Ella lo miró y luego subió al coche. Arrancó.
– El Bentley… -dijo Barbara.
– Le diste un buen uso -le dijo Lynley-. Bien hecho, detective.
– Voy a ser sargento otra vez -dijo ella-. Por fin.
– Sargento -dijo Lynley, y notó que sus labios se curvaban ligeramente-. Bien hecho, sargento.
A Barbara le temblaron los labios, y Lynley vio que se le formaba un hoyuelo en la barbilla.
– Sí, bueno -dijo Barbara.

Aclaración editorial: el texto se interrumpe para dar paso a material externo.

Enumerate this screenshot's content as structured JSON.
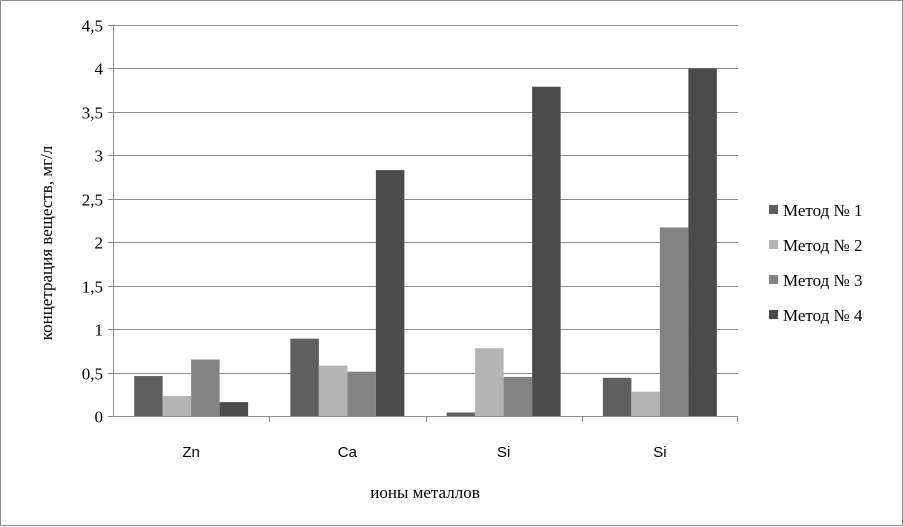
{
  "chart_data": {
    "type": "bar",
    "title": "",
    "xlabel": "ионы металлов",
    "ylabel": "концетрация веществ, мг/л",
    "categories": [
      "Zn",
      "Ca",
      "Si",
      "Si"
    ],
    "ylim": [
      0,
      4.5
    ],
    "yticks": [
      "0",
      "0,5",
      "1",
      "1,5",
      "2",
      "2,5",
      "3",
      "3,5",
      "4",
      "4,5"
    ],
    "grid": true,
    "legend_position": "right",
    "series": [
      {
        "name": "Метод № 1",
        "color": "#5f5f5f",
        "values": [
          0.46,
          0.89,
          0.04,
          0.44
        ]
      },
      {
        "name": "Метод № 2",
        "color": "#b4b4b4",
        "values": [
          0.23,
          0.58,
          0.78,
          0.28
        ]
      },
      {
        "name": "Метод № 3",
        "color": "#838383",
        "values": [
          0.65,
          0.51,
          0.45,
          2.17
        ]
      },
      {
        "name": "Метод № 4",
        "color": "#4b4b4b",
        "values": [
          0.16,
          2.83,
          3.79,
          4.0
        ]
      }
    ]
  }
}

Salió del aparcamiento y puso rumbo al lugar donde se dirigían.
Si le preocupaba que Lynley fuera a cometer una imprudencia, no dio muestras de ello, sino que le contó que Ulrike Ellis había ido a buscar la compañía de Robbie Kilfoyle y después le dijo que John Stewart había recibido el encargo de comunicar la detención a los medios después de que Nkata rechazara hacerlo él.
– El momento de gloria de Stewart -concluyó diciendo-. Creo que lleva años esperando el estrellato.